Polyurethane is in many products we interact with on a daily basis. Here is a breakdown of the material.

According to American Chemistry:

Polyurethanes are formed by reacting a polyol (an alcohol with more than two reactive hydroxyl groups per molecule) with a diisocyanate or a polymeric isocyanate in the presence of suitable catalysts and additives. Because a variety of diisocyanates and a wide range of polyols can be used to produce polyurethane, a broad spectrum of materials can be produced to meet the needs of specific applications.

The nature of the chemistry allows polyurethanes to be adapted to solve challenging problems, to be molded into unusual shapes and to enhance industrial and consumer products by adding comfort, warmth and convenience to our lives.

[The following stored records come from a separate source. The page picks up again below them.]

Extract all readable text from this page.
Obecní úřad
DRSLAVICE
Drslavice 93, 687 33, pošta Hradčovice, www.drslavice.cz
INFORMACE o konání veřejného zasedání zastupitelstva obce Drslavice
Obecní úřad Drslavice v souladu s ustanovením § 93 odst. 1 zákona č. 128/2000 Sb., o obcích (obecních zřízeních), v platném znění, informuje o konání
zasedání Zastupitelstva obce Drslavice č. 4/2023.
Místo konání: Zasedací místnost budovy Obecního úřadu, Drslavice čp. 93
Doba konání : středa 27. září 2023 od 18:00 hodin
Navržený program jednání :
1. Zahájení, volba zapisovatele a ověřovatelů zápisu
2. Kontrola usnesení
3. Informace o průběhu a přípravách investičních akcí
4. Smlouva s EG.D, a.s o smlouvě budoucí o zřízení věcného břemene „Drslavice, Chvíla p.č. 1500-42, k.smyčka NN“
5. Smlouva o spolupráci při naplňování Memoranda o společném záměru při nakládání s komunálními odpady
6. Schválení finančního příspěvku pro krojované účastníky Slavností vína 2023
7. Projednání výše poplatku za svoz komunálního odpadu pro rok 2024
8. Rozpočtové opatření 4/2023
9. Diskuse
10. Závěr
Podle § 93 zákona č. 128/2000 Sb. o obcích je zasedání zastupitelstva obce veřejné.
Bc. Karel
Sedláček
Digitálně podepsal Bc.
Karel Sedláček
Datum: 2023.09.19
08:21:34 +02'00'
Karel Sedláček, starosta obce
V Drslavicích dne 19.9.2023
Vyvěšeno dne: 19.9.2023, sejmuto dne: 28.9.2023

Polyurethanes help create durable products and improve energy efficiency and comfort. They make automotive panels lighter and help keep materials safe during transport. Polyurethanes are an excellent choice for improving energy efficiency and cutting greenhouse gas emissions.

Uses & Benefits
Insulation
Coatings
Adhesives
Sealants
Elastomers
High Gloss Finishes
Automotive Seats
Kitchen Appliances
Computers

State Phase-Down of HFCs in the Polyurethanes Industry
Some members of the polyurethanes industry are currently transitioning to low global warming potential (GWP) blowing agents. This transition has been complicated by the U.S. Court of Appeals – D.C. Circuit’s decisions to partially vacate the U.S. Environmental Protection Agency’s (EPA) Significant New Alternatives Policy (SNAP) Rules 20 and 21. SNAP Rules 20 and 21 prohibited the use of certain hydrofluorocarbon (HFC) blowing agents in certain foam sectors. The dates of prohibition for the foam sector varied from January 1, 2017 to January 1, 2021. Given the partial vacatur of SNAP Rules 20 and 21, there is no federal requirement to transition to low GWP blowing agents in the foam sector – including the SPF industry. The transition to low GWP is now being led by the states. California, New Jersey, Vermont, and Washington have enacted SNAP-like legislation prohibiting the use of HFCs in the foam sector. Several other states are working within existing authority to promulgate regulations implementing SNAP-like restrictions.